Пока я подходил, силуэт замка выплывал на меня из полумрака. Наконец я остановился перед высокой, ощетинившейся пиками решеткой. Окна погружены в темноту. Повсюду мертвая тишина. Казалось, дом необитаем. На небе то и дело вспыхивали зарницы.
Я в сомнении стоял перед звонком, вглядываясь в темноту. И вдруг услышал женский голос, что-то резко говоривший. Окна холла осветились.
— Больше не могу! С меня хватит! — кричала женщина.
Дверь распахнулась, и на пороге появился чей-то силуэт. Я застыл от удивления, не в силах осмыслить происходящее. Молодая женщина, сбегавшая по ступеням крыльца, была не кто иная, как… Одри. Одри, моя любовь…
Прежде чем я смог пошевелиться, калитка в решетке резко распахнулась, и она оказалась нос к носу со мной. Она тут же отпрянула, на лице отразилось удивление, глаза расширились.
— Одри…
Она не ответила, в глазах застыла мука, лицо исказилось, как от боли.
На потемневшем небе одна за другой вспыхивали зарницы.
— Одри…
Глаза ее наполнились слезами, она увернулась от меня.
— Одри…
Я шагнул к ней… Чувства захлестнули меня, я разрывался между неодолимым влечением и невыносимой болью оттого, что она снова меня оттолкнула.
Она остановила меня, вытянув руку, и проговорила сквозь рыдания:
— Я… не могу…
И убежала, не оглядываясь.
Боль моя тут же обратилась в неистовый гнев. Забыв страх, я бросился к калитке. Заперта. Я как сумасшедший давил на кнопку внутреннего переговорного устройства, пока не онемел палец.
Никакого ответа.
Я барабанил по решетке кулаками, изо всех сил тряс ее, избывая свой гнев, кричал, перекрывая голосом лай Сталина:
— Я знаю, что вы здесь!
Я снова принялся звонить, но напрасно. Гроза наконец началась, послышались глухие раскаты грома. Упали первые капли, редкие и теплые, потом все чаще и больше, и дождь полил как из ведра.

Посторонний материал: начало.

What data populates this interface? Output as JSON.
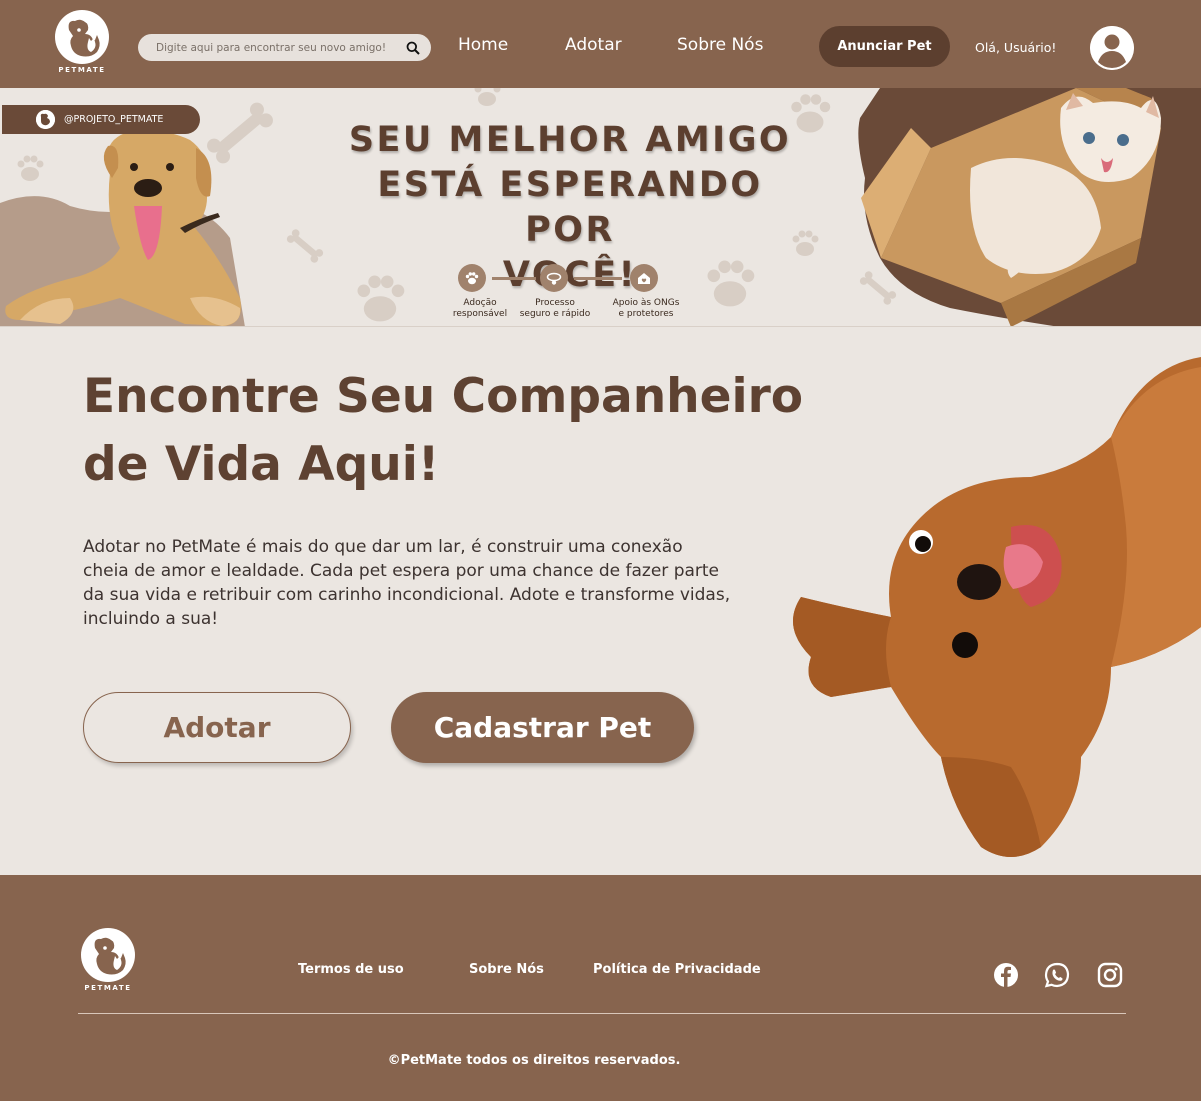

Не раздумывая, я бросился на штурм садовой решетки. На гладких вертикальных прутьях не наблюдалось никаких зацепок, но гнев, бушевавший во мне, удесятерял мои силы. Подтягиваясь на руках, я кое-как долез до верха, встал ногами на решетку, втиснув ступни между острыми пиками, и спрыгнул в пустоту. Кусты самортизировали падение. Я вскочил, задыхаясь, добрался до тяжелой двери и оказался в прохладном холле. Из гостиной струился свет. Большими прыжками, громко стуча каблуками по мраморному полу, я пересек холл и влетел в гостиную. Мягкий, рассеянный свет никак не вязался с моим теперешним состоянием. Я почти сразу увидел Дюбре. Он неподвижно сидел за фортепиано, повернувшись ко мне спиной и опустив руки на колени. Я промок до нитки, по лицу и одежде струилась вода, стекая на персидский ковер.